As such, Greek Revolution is an ultimate lesson of appraisal of the human being and removal of the insult against the Living God and His cosmos. To such a divine mission, sacrifice and voluntary death appeal not only without second thought, but as the par-excellence Exodus from the bonds of death that insult the Life of Immortality. Only such an overwhelming stake is capable of proclaiming “freedom or death!”

Only the experience of eternity within the created is capable of interpreting the “foolishness” of the inhabitants of Messolonghi that show how the Besieged may, and should, remain Free. Only the deep faith in that the human being is created in order to become God by Grace and to attract creation and cosmos to the Creator, is capable of interpreting correctly and to justify the belief that “an hour of free life is better to forty years of slavery and prison” (Rigas Velestinlis, Thourios, 1797). For he who lives into eternity is in the position to serve the infinite even in a single instance. For him, an hour of free life is incomparable to an eternity of slavery, that is, an eternity without awareness of herself.

If it was not about that no Lord Byron would have been “drunk by the immortal wine of ᾽21,” so as to become Greek himself, to testify with his own blood to such a Truth. If the Greek Revolution was not about affirming the ultimate Event of the victory of Life, Christ, against Death, then what remains is its “deforestation” and its consideration in terms closed, mundane, that seek an elementarily convenient life attached to ideas borne out of a selfish correlation of humanity with the cosmos.
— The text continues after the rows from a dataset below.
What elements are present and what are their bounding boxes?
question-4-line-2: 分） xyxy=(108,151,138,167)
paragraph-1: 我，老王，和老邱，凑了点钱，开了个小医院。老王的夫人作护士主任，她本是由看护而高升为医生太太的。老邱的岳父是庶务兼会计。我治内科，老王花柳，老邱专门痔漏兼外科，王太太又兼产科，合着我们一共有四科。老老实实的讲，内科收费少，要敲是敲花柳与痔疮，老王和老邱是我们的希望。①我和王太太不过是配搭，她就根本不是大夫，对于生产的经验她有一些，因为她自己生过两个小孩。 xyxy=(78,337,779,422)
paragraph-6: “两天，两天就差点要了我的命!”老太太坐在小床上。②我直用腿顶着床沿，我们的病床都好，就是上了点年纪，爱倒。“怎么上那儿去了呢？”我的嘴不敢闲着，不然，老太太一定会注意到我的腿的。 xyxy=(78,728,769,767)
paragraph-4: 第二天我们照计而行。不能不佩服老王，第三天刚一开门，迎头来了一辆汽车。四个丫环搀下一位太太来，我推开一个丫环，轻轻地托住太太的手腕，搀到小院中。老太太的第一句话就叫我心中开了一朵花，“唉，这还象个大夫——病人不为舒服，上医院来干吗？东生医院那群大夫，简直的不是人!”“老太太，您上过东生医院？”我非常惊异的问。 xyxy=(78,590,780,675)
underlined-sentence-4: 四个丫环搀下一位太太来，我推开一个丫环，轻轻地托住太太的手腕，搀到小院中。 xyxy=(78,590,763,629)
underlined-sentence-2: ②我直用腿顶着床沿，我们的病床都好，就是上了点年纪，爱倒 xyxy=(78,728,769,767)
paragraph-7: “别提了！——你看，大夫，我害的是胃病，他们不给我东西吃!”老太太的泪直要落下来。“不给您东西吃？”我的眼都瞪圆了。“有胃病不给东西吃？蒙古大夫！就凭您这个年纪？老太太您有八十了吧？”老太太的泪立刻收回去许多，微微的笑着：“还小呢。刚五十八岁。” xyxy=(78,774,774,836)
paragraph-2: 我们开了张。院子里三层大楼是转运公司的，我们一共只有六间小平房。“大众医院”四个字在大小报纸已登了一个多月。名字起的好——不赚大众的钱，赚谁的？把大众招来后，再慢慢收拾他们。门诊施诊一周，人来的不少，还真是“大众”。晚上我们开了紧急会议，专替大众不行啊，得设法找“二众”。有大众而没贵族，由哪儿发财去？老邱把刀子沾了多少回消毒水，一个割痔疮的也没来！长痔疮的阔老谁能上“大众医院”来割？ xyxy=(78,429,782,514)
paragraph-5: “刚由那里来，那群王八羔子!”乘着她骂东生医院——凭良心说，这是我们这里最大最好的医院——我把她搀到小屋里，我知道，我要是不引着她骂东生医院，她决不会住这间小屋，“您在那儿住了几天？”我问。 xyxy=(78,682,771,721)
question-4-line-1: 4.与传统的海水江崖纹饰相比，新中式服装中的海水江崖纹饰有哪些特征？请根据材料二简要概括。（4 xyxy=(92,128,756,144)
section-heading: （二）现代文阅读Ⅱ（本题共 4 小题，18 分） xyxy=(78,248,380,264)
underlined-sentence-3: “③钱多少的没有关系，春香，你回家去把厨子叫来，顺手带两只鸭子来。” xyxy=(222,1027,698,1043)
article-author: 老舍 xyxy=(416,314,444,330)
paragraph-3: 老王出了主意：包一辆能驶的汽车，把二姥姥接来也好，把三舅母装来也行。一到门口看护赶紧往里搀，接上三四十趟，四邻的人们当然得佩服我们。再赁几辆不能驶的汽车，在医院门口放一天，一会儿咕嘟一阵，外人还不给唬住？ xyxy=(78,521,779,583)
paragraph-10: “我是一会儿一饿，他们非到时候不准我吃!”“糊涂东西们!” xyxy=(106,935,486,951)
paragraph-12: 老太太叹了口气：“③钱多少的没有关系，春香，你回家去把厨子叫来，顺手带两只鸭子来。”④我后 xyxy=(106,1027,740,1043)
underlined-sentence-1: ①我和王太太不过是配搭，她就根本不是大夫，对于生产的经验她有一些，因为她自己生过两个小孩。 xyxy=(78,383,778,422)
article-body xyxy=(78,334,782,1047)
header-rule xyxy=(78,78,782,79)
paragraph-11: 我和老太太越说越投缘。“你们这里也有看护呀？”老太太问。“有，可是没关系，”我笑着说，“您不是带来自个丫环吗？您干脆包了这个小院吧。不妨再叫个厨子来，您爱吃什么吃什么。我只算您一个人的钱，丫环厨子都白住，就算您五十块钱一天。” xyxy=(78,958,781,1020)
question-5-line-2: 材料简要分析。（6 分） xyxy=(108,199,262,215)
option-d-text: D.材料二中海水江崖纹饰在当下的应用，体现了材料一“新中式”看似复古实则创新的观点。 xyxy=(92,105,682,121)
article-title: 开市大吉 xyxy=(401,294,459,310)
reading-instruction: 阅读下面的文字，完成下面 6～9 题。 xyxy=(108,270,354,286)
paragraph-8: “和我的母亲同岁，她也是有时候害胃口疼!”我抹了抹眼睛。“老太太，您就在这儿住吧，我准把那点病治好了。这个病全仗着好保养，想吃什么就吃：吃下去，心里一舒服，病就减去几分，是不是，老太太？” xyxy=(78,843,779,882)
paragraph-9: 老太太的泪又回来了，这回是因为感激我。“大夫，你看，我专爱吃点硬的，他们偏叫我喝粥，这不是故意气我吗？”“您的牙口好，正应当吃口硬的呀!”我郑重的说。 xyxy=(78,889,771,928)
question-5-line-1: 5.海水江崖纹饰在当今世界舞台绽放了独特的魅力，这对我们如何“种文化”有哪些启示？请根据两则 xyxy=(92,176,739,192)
All the above indicates, I believe, why the celebration of 1821 is primarily an event of participation defined by the transcendence of historicity, precisely because the Struggle for Independence is not a mere historical event. One honors 1821 when one lives on the ontological grade of its makers; when one participates in the Truth in which the fighters of 1821 participated while proclaiming: “for the holy faith of Christ and for the freedom of the land.” Such participation requires an internal renewal, and an ascetic life similar to that of John Capodistrias, the first Governor of the young Greek state. Only then, modern Greeks may be ontologically uplifted so as to discern the signified beyond the symbol of the historical events, and to substantiate inside them the ethos and tropos of their antecedents who six generations earlier experienced ‘‘the desire of freedom as a rain falling upon them” (Kolokotronis, Speech at Pnyx).
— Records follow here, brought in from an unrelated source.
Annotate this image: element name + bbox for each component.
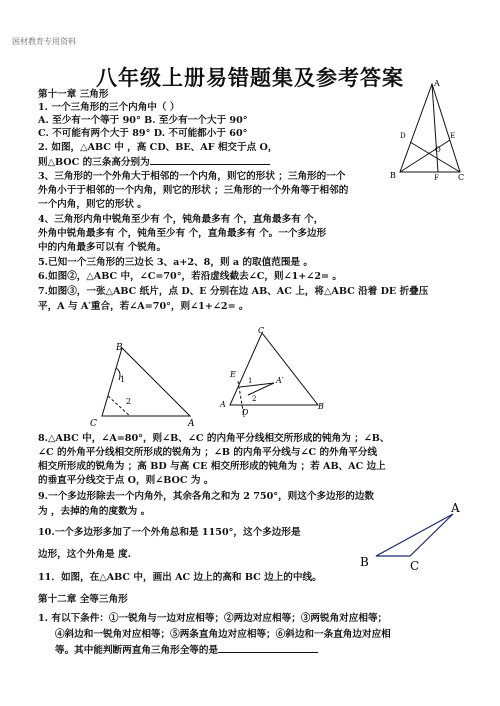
- q1-stem: 1. 一个三角形的三个内角中（ ）: [38, 102, 180, 113]
- fig3-label-c: C: [258, 326, 265, 335]
- q3-line3: 一个内角，则它的形状 。: [38, 199, 147, 210]
- fig1-label-o: O: [435, 146, 441, 154]
- q7-line1: 7.如图③，一张△ABC 纸片，点 D、E 分别在边 AB、AC 上，将△ABC 沿着 DE 折叠压: [38, 286, 429, 297]
- fig3-label-e: E: [230, 370, 236, 379]
- fig3-label-a-prime: A′: [276, 376, 284, 385]
- fig1-label-e: E: [450, 132, 456, 140]
- fig3-angle-1: 1: [248, 377, 253, 385]
- q1-options-ab: A. 至少有一个等于 90° B. 至少有一个大于 90°: [38, 115, 248, 126]
- fig2-label-b: B: [116, 343, 123, 353]
- fig4-label-a: A: [451, 501, 460, 515]
- figure-q7-folded-triangle: [218, 325, 332, 423]
- q8-line2: ∠C 的外角平分线相交所形成的锐角为 ；∠B 的内角平分线与∠C 的外角平分线: [38, 447, 378, 458]
- q12-line1: 1. 有以下条件：①一锐角与一边对应相等；②两边对应相等；③两锐角对应相等；: [38, 613, 388, 624]
- q2-line1: 2. 如图，△ABC 中 ，高 CD、BE、AF 相交于点 O，: [38, 142, 278, 153]
- fig2-angle-1: 1: [120, 375, 126, 384]
- q11: 11．如图，在△ABC 中，画出 AC 边上的高和 BC 边上的中线。: [38, 572, 322, 583]
- q7-line2: 平，A 与 A′重合，若∠A=70°，则∠1+∠2= 。: [38, 301, 249, 312]
- fig1-label-c: C: [458, 173, 465, 180]
- fig1-label-d: D: [400, 132, 406, 140]
- fig1-label-b: B: [390, 171, 396, 180]
- q12-line2: ④斜边和一锐角对应相等；⑤两条直角边对应相等；⑥斜边和一条直角边对应相: [55, 629, 391, 640]
- fig2-label-c: C: [90, 419, 97, 428]
- fig1-label-f: F: [434, 174, 439, 180]
- q9-line2: 为 ，去掉的角的度数为 。: [38, 506, 151, 517]
- figure-q2-triangle-altitudes: [388, 78, 466, 180]
- fig3-label-d: D: [242, 408, 249, 417]
- q4-line2: 外角中锐角最多有 个，钝角至少有 个，直角最多有 个。一个多边形: [38, 228, 327, 239]
- fig2-angle-2: 2: [126, 397, 132, 406]
- q5: 5.已知一个三角形的三边长 3、a+2、8，则 a 的取值范围是 。: [38, 257, 313, 268]
- figure-q11-triangle: [356, 498, 466, 570]
- fig3-label-b: B: [318, 402, 324, 411]
- chapter-12-heading: 第十二章 全等三角形: [38, 594, 128, 605]
- q8-line1: 8.△ABC 中，∠A=80°，则∠B、∠C 的内角平分线相交所形成的钝角为 ；∠B、: [38, 433, 390, 444]
- q3-line1: 3、三角形的一个外角大于相邻的一个内角，则它的形状 ；三角形的一个: [38, 171, 346, 182]
- chapter-11-heading: 第十一章 三角形: [38, 89, 109, 100]
- q8-line4: 的垂直平分线交于点 O，则∠BOC 为 。: [38, 475, 214, 486]
- fig4-label-c: C: [410, 559, 420, 570]
- fig3-label-a: A: [220, 400, 226, 409]
- q4-line1: 4、三角形内角中锐角至少有 个，钝角最多有 个，直角最多有 个，: [38, 214, 324, 225]
- q8-line3: 相交所形成的锐角为 ；高 BD 与高 CE 相交所形成的钝角为 ；若 AB、AC 边上: [38, 461, 386, 472]
- q10-line1: 10.一个多边形多加了一个外角总和是 1150°，这个多边形是: [38, 527, 301, 538]
- q9-line1: 9.一个多边形除去一个内角外，其余各角之和为 2 750°，则这个多边形的边数: [38, 491, 375, 502]
- q1-options-cd: C. 不可能有两个大于 89° D. 不可能都小于 60°: [38, 128, 248, 139]
- q2-line2: 则△BOC 的三条高分别为: [38, 155, 270, 169]
- q4-line3: 中的内角最多可以有 个锐角。: [38, 242, 167, 253]
- fig4-label-b: B: [360, 555, 369, 569]
- fig1-label-a: A: [434, 79, 440, 88]
- figure-q6-triangle: [84, 338, 200, 428]
- q3-line2: 外角小于于相邻的一个内角，则它的形状 ；三角形的一个外角等于相邻的: [38, 185, 349, 196]
- fig2-label-a: A: [188, 419, 195, 428]
- q6: 6.如图②，△ABC 中，∠C=70°，若沿虚线截去∠C，则∠1+∠2= 。: [38, 271, 342, 282]
- watermark: 困材教育专用资料: [12, 37, 76, 46]
- fig3-angle-2: 2: [252, 395, 257, 403]
- page-title: 八年级上册易错题集及参考答案: [96, 65, 404, 90]
- q10-line2: 边形，这个外角是 度.: [38, 549, 132, 560]
- q12-line3: 等。其中能判断两直角三角形全等的是: [55, 643, 318, 657]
No matter how paradoxical this reality may sound, it is not alien to modern Hellenism; rather, it is very old and yet totally new, as it imitates the Mystery of the Mysteries, the Holy Eucharist, that is celebrated unchangeably in the Church, now and always, and about which Saint Nicholas Cavasilas writes: “For it is not a type of sacrifice, nor an image of blood; but it is truly a slaughter and sacrifice” (Interpretation of Divine Liturgy, 32, PG 150, 440-441). Thus, our partaking of the fact of 1821 may transform a manifestation of respect and honor into “an imitation of a great and perfect act” (Aristotle, On Poetics, 6, 1449b24-25), with results beneficial to modern Hellenism.
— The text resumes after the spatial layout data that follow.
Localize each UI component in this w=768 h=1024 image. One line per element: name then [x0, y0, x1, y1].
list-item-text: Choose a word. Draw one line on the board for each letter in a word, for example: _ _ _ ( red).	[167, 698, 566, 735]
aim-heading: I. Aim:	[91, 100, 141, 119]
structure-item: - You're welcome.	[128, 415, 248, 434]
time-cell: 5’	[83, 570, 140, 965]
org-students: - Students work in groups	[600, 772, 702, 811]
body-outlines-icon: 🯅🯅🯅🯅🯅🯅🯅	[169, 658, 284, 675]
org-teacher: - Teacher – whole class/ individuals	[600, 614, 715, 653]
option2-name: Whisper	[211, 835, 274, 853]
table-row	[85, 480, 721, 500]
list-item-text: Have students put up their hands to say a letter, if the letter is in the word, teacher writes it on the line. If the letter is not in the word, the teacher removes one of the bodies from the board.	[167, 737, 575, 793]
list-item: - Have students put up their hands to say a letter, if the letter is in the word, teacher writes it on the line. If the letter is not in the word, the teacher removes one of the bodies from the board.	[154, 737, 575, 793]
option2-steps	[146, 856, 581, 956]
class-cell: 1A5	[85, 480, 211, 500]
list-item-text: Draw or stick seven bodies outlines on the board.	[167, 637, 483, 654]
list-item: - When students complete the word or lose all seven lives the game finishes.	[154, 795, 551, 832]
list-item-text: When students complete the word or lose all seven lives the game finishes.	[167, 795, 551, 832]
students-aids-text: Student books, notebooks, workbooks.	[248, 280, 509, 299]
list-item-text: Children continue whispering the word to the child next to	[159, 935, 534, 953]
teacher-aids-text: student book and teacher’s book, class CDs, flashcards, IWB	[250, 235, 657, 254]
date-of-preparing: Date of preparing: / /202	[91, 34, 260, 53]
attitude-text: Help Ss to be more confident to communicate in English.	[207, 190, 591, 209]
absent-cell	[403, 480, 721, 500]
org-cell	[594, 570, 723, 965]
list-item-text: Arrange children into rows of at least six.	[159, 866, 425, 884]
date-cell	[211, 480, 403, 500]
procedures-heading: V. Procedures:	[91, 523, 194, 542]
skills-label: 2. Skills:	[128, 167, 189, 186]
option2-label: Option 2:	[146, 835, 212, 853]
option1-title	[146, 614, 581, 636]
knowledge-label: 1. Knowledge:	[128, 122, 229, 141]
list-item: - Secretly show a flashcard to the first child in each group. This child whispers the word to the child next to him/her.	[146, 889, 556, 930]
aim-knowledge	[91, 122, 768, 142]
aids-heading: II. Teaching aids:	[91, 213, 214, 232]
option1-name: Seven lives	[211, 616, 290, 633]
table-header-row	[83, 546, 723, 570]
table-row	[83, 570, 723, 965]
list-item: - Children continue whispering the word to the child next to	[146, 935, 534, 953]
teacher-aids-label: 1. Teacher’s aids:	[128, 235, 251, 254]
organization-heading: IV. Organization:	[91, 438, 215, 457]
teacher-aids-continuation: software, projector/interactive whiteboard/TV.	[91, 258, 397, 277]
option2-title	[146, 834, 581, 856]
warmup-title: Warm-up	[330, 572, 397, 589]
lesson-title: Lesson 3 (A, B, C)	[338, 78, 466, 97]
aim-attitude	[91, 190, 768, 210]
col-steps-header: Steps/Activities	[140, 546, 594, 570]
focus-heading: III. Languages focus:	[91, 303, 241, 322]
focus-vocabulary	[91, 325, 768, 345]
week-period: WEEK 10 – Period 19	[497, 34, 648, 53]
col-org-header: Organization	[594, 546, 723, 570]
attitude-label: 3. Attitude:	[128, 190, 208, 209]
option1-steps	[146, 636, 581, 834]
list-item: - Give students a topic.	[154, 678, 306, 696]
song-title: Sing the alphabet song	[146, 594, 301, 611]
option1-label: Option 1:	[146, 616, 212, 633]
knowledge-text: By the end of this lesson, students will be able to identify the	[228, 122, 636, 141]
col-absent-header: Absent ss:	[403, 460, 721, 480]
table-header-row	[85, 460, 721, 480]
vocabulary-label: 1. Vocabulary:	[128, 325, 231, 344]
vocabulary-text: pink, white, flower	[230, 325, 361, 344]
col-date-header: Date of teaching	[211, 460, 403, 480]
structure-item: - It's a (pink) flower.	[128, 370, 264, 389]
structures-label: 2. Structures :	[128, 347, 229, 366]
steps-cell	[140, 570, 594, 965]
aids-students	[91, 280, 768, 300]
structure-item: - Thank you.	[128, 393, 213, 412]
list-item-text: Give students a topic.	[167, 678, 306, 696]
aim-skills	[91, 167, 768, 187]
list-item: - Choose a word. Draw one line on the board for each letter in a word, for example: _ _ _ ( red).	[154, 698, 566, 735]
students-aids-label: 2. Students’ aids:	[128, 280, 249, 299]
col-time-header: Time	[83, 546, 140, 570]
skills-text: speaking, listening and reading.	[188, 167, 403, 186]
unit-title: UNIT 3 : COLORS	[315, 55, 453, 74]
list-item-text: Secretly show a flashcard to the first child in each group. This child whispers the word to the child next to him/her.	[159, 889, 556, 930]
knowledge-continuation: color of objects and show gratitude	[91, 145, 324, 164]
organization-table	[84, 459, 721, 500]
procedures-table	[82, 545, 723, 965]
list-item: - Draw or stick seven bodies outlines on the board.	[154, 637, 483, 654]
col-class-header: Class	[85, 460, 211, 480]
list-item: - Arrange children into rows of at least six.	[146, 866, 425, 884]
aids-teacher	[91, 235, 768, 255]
In this sense, Greeks all over the world are invited to be rebaptized to a most progressive, yet traditional, stance of life that is articulated in the essential, the ontological, and not just folklore, and share in the significant and perfect act that began taking place in 1821 and extends to the future by granting to the present the hope of restoration not merely of the Greeks but also of all humanity and the entire cosmos. This hope is not a utopia but a premise for Exodus and Resurrection from slavery and corruption, attested by the duality (synamfoteron) of the Feast of Annunciation of the Blessed Mary and the national day of March 25th, 1821.